Now some fresh pickings from the Political Grapevine:
Kids These Days
A series of articles in student newspapers at well-regarded institutions of higher learning indicate that not all young people are buying what the global warming alarmists are selling.
Consider a recent editorial in The Harvard Crimson that calls Al Gore and other celebrities for task for "talking the talk" on saving the planet, but not "walking the walk." Editor Peter Tilton notes that Gore lives in a 20-room mansion that uses twice as much energy in one month than the typical American home does in a year. And he points out that environmentalist actor John Travolta racks up tons of carbon emissions flying his five private planes.
An editorial in San Diego state's Daily Aztec is titled, "Death is imminent: Global Warming Kills" — and goes on to mock environmental doom-saying: "Global warming is not a problem we can fix. Earth's history is riddled with warm times as well as cold times... Global warming will not end the existence of planet Earth."
And the Stanford Daily gave a fair and balanced review of a lecture by noted global warming skeptic Siegfried Fred Singer. The paper explained Singer's contention that global warming is produced by the sun and that human contribution is negligible. Included in the article was a quote from another student who said he appreciated Singer's unconventional views and believed it was healthy to hear dissenting opinions.
Failure to Communicate
An 82-year-old hero from World War II died in Glasgow, Scotland because of rules prohibiting dispatchers from notifying an ambulance crew that was 500-yards away. The Daily Record reports former British soldier Ernie Rutkiewicz choked to death as his daughter frantically begged for help.
An ambulance crew was on meal break nearby, but government rules prohibit them from being disturbed and in fact they do not even show up as available on the dispatchers' computers. So it took 22 minutes for help to arrive and by then it was too late.

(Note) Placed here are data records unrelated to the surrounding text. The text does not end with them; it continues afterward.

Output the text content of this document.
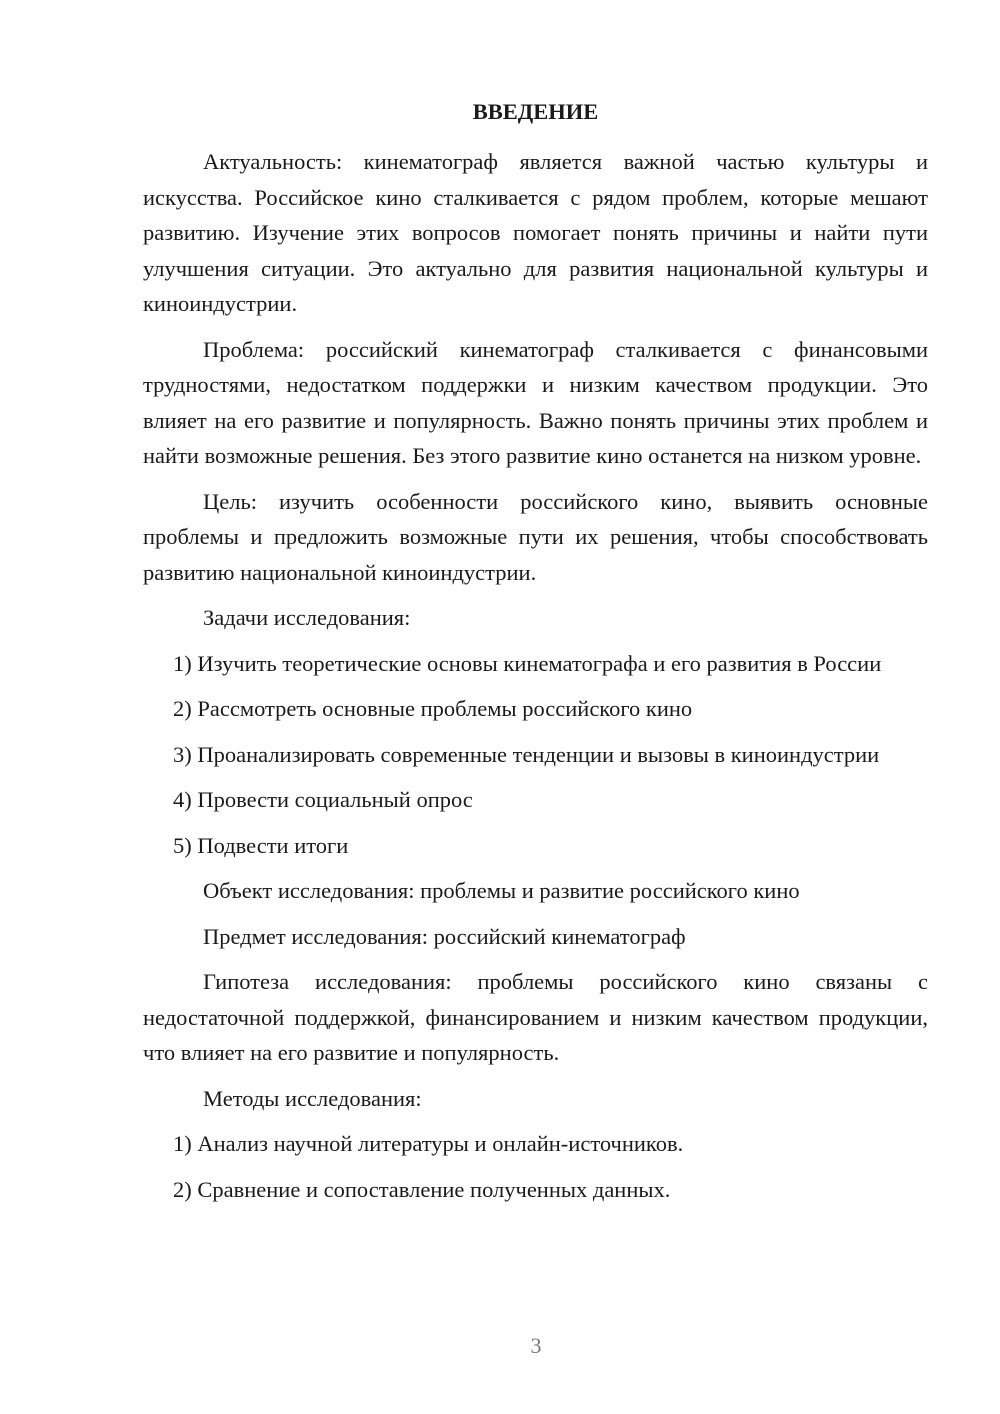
ВВЕДЕНИЕ

Актуальность: кинематограф является важной частью культуры и искусства. Российское кино сталкивается с рядом проблем, которые мешают развитию. Изучение этих вопросов помогает понять причины и найти пути улучшения ситуации. Это актуально для развития национальной культуры и киноиндустрии.

Проблема: российский кинематограф сталкивается с финансовыми трудностями, недостатком поддержки и низким качеством продукции. Это влияет на его развитие и популярность. Важно понять причины этих проблем и найти возможные решения. Без этого развитие кино останется на низком уровне.

Цель: изучить особенности российского кино, выявить основные проблемы и предложить возможные пути их решения, чтобы способствовать развитию национальной киноиндустрии.

Задачи исследования:

1) Изучить теоретические основы кинематографа и его развития в России

2) Рассмотреть основные проблемы российского кино

3) Проанализировать современные тенденции и вызовы в киноиндустрии

4) Провести социальный опрос

5) Подвести итоги

Объект исследования: проблемы и развитие российского кино

Предмет исследования: российский кинематограф

Гипотеза исследования: проблемы российского кино связаны с недостаточной поддержкой, финансированием и низким качеством продукции, что влияет на его развитие и популярность.

Методы исследования:

1) Анализ научной литературы и онлайн-источников.

2) Сравнение и сопоставление полученных данных.

3
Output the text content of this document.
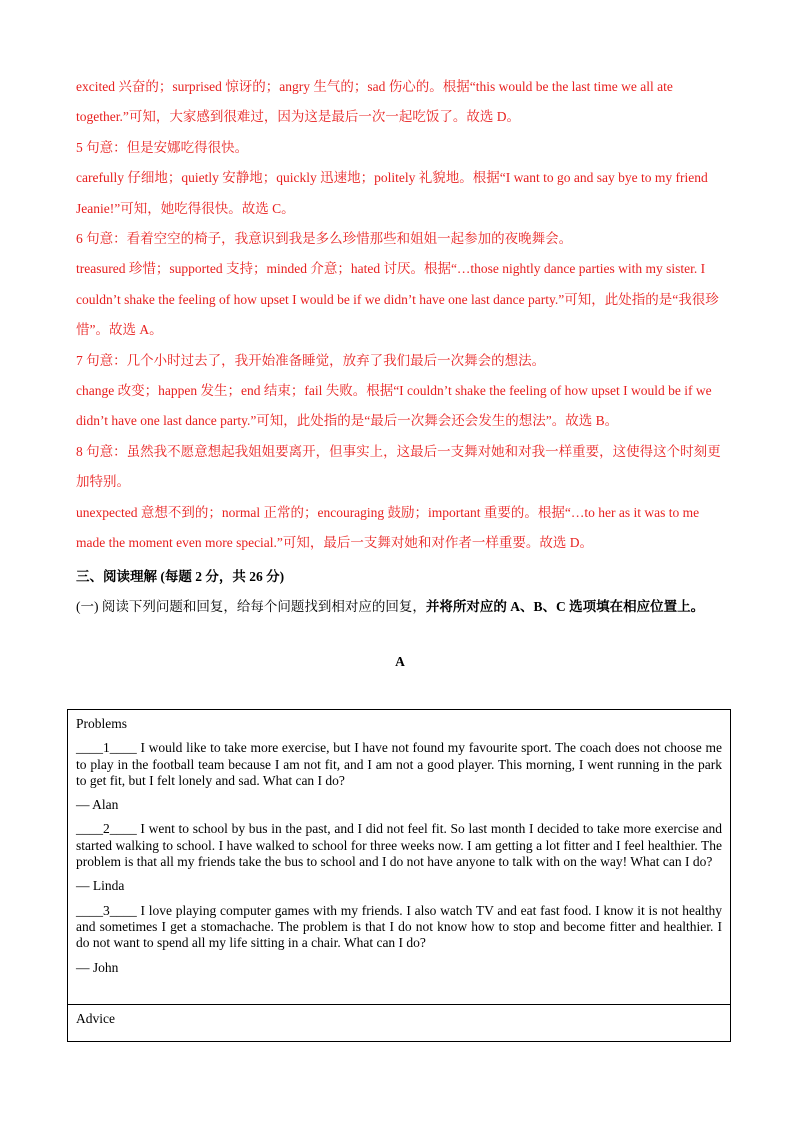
excited 兴奋的；surprised 惊讶的；angry 生气的；sad 伤心的。根据“this would be the last time we all ate together.”可知，大家感到很难过，因为这是最后一次一起吃饭了。故选 D。

5 句意：但是安娜吃得很快。

carefully 仔细地；quietly 安静地；quickly 迅速地；politely 礼貌地。根据“I want to go and say bye to my friend Jeanie!”可知，她吃得很快。故选 C。

6 句意：看着空空的椅子，我意识到我是多么珍惜那些和姐姐一起参加的夜晚舞会。

treasured 珍惜；supported 支持；minded 介意；hated 讨厌。根据“…those nightly dance parties with my sister. I couldn’t shake the feeling of how upset I would be if we didn’t have one last dance party.”可知，此处指的是“我很珍惜”。故选 A。

7 句意：几个小时过去了，我开始准备睡觉，放弃了我们最后一次舞会的想法。

change 改变；happen 发生；end 结束；fail 失败。根据“I couldn’t shake the feeling of how upset I would be if we didn’t have one last dance party.”可知，此处指的是“最后一次舞会还会发生的想法”。故选 B。

8 句意：虽然我不愿意想起我姐姐要离开，但事实上，这最后一支舞对她和对我一样重要，这使得这个时刻更加特别。

unexpected 意想不到的；normal 正常的；encouraging 鼓励；important 重要的。根据“…to her as it was to me made the moment even more special.”可知，最后一支舞对她和对作者一样重要。故选 D。

三、阅读理解 (每题 2 分，共 26 分)

(一) 阅读下列问题和回复，给每个问题找到相对应的回复，并将所对应的 A、B、C 选项填在相应位置上。

A

Problems

____1____ I would like to take more exercise, but I have not found my favourite sport. The coach does not choose me to play in the football team because I am not fit, and I am not a good player. This morning, I went running in the park to get fit, but I felt lonely and sad. What can I do?

— Alan

____2____ I went to school by bus in the past, and I did not feel fit. So last month I decided to take more exercise and started walking to school. I have walked to school for three weeks now. I am getting a lot fitter and I feel healthier. The problem is that all my friends take the bus to school and I do not have anyone to talk with on the way! What can I do?

— Linda

____3____ I love playing computer games with my friends. I also watch TV and eat fast food. I know it is not healthy and sometimes I get a stomachache. The problem is that I do not know how to stop and become fitter and healthier. I do not want to spend all my life sitting in a chair. What can I do?

— John

Advice
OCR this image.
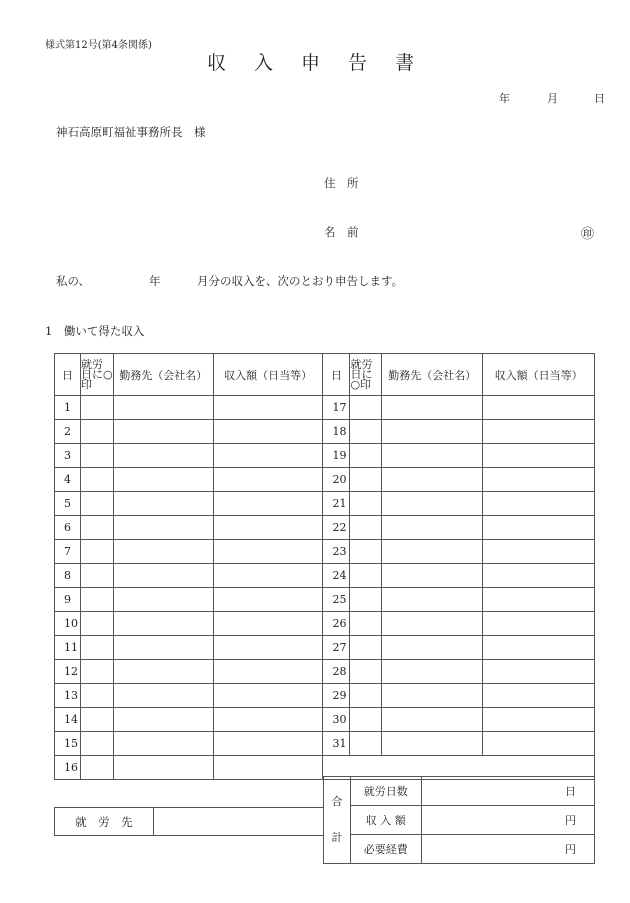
様式第12号(第4条関係)
収 入 申 告 書
年	月	日
神石高原町福祉事務所長　様
住　所
名　前	㊞
私の、	年	月分の収入を、次のとおり申告します。
1　働いて得た収入
日	就労日に○印	勤務先（会社名）	収入額（日当等）	日	就労日に○印	勤務先（会社名）	収入額（日当等）
1				17			
2				18			
3				19			
4				20			
5				21			
6				22			
7				23			
8				24			
9				25			
10				26			
11				27			
12				28			
13				29			
14				30			
15				31			
16							
合
計	就労日数	日
	収 入 額	円
	必要経費	円
就　労　先	
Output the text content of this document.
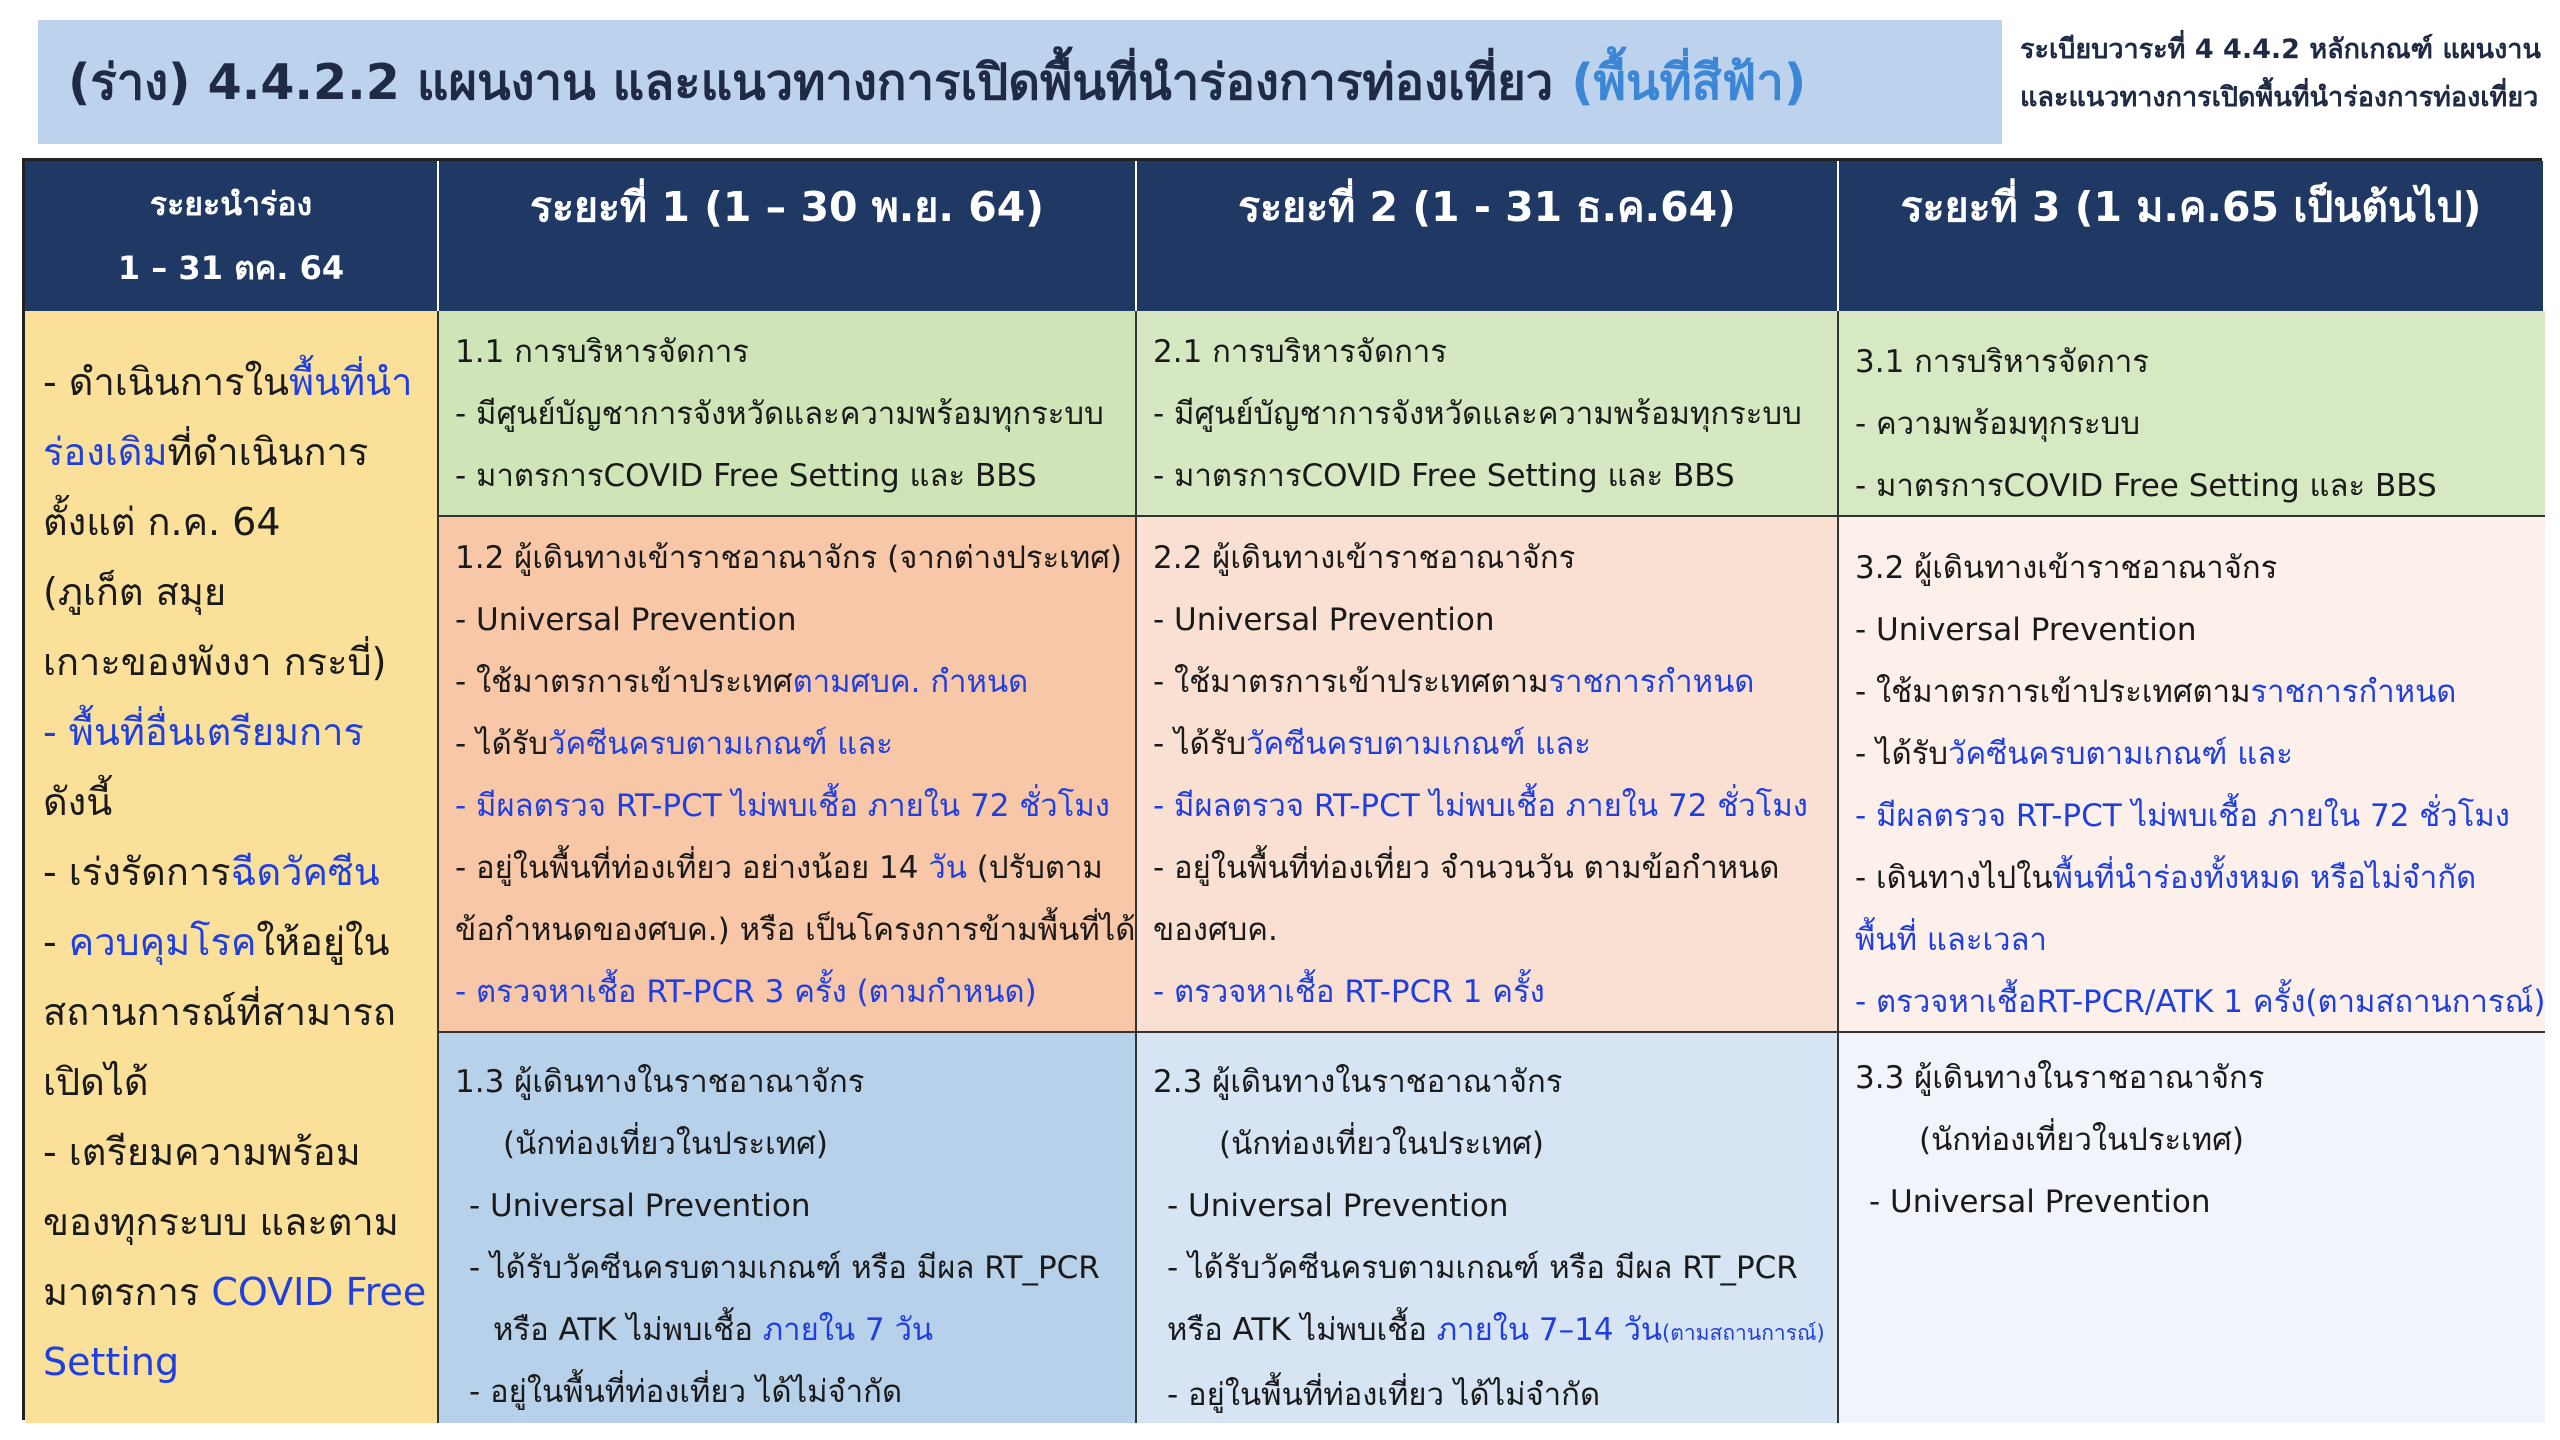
(ร่าง) 4.4.2.2 แผนงาน และแนวทางการเปิดพื้นที่นำร่องการท่องเที่ยว (พื้นที่สีฟ้า)
ระเบียบวาระที่ 4 4.4.2 หลักเกณฑ์ แผนงาน
และแนวทางการเปิดพื้นที่นำร่องการท่องเที่ยว
ระยะนำร่อง
1 – 31 ตค. 64
ระยะที่ 1 (1 – 30 พ.ย. 64)	ระยะที่ 2 (1 - 31 ธ.ค.64)	ระยะที่ 3 (1 ม.ค.65 เป็นต้นไป)

- ดำเนินการในพื้นที่นำ

ร่องเดิมที่ดำเนินการ

ตั้งแต่ ก.ค. 64

(ภูเก็ต สมุย

เกาะของพังงา กระบี่)

- พื้นที่อื่นเตรียมการ

ดังนี้

- เร่งรัดการฉีดวัคซีน

- ควบคุมโรคให้อยู่ใน

สถานการณ์ที่สามารถ

เปิดได้

- เตรียมความพร้อม

ของทุกระบบ และตาม

มาตรการ COVID Free

Setting

1.1 การบริหารจัดการ

- มีศูนย์บัญชาการจังหวัดและความพร้อมทุกระบบ

- มาตรการCOVID Free Setting และ BBS

2.1 การบริหารจัดการ

- มีศูนย์บัญชาการจังหวัดและความพร้อมทุกระบบ

- มาตรการCOVID Free Setting และ BBS

3.1 การบริหารจัดการ

- ความพร้อมทุกระบบ

- มาตรการCOVID Free Setting และ BBS

1.2 ผู้เดินทางเข้าราชอาณาจักร (จากต่างประเทศ)

- Universal Prevention

- ใช้มาตรการเข้าประเทศตามศบค. กำหนด

- ได้รับวัคซีนครบตามเกณฑ์ และ

- มีผลตรวจ RT-PCT ไม่พบเชื้อ ภายใน 72 ชั่วโมง

- อยู่ในพื้นที่ท่องเที่ยว อย่างน้อย 14 วัน (ปรับตาม

ข้อกำหนดของศบค.) หรือ เป็นโครงการข้ามพื้นที่ได้

- ตรวจหาเชื้อ RT-PCR 3 ครั้ง (ตามกำหนด)

2.2 ผู้เดินทางเข้าราชอาณาจักร

- Universal Prevention

- ใช้มาตรการเข้าประเทศตามราชการกำหนด

- ได้รับวัคซีนครบตามเกณฑ์ และ

- มีผลตรวจ RT-PCT ไม่พบเชื้อ ภายใน 72 ชั่วโมง

- อยู่ในพื้นที่ท่องเที่ยว จำนวนวัน ตามข้อกำหนด

ของศบค.

- ตรวจหาเชื้อ RT-PCR 1 ครั้ง

3.2 ผู้เดินทางเข้าราชอาณาจักร

- Universal Prevention

- ใช้มาตรการเข้าประเทศตามราชการกำหนด

- ได้รับวัคซีนครบตามเกณฑ์ และ

- มีผลตรวจ RT-PCT ไม่พบเชื้อ ภายใน 72 ชั่วโมง

- เดินทางไปในพื้นที่นำร่องทั้งหมด หรือไม่จำกัด

พื้นที่ และเวลา

- ตรวจหาเชื้อRT-PCR/ATK 1 ครั้ง(ตามสถานการณ์)

1.3 ผู้เดินทางในราชอาณาจักร

(นักท่องเที่ยวในประเทศ)

- Universal Prevention

- ได้รับวัคซีนครบตามเกณฑ์ หรือ มีผล RT_PCR

หรือ ATK ไม่พบเชื้อ ภายใน 7 วัน

- อยู่ในพื้นที่ท่องเที่ยว ได้ไม่จำกัด

2.3 ผู้เดินทางในราชอาณาจักร

(นักท่องเที่ยวในประเทศ)

- Universal Prevention

- ได้รับวัคซีนครบตามเกณฑ์ หรือ มีผล RT_PCR

หรือ ATK ไม่พบเชื้อ ภายใน 7–14 วัน(ตามสถานการณ์)

- อยู่ในพื้นที่ท่องเที่ยว ได้ไม่จำกัด

3.3 ผู้เดินทางในราชอาณาจักร

(นักท่องเที่ยวในประเทศ)

- Universal Prevention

The Scottish Ambulance Service has launched an investigation and Rutkiewicz's daughter says she may sue.
A truck driver for the city of Chicago got his job despite his admission that he had been convicted of one burglary and five thefts in the past — even though the city had an unofficial policy of not hiring ex-cons.
The Chicago Sun Times reports Jerome Felske had made some influential contacts by helping to register voters for the Hispanic Democratic Organization — a group delivering votes for Democratic Mayor Richard Daley.
Then city officials found out Felske actually had 22 convictions and he was fired. Felske's lawyer argued that Felske had not been lying — he just forgot about the extra 16 convictions. And now the city's human resources board has ruled that since city lawyers cannot prove Felske lied, he must be given his job back.
— FOX News Channel's Martin Hill contributed to this report.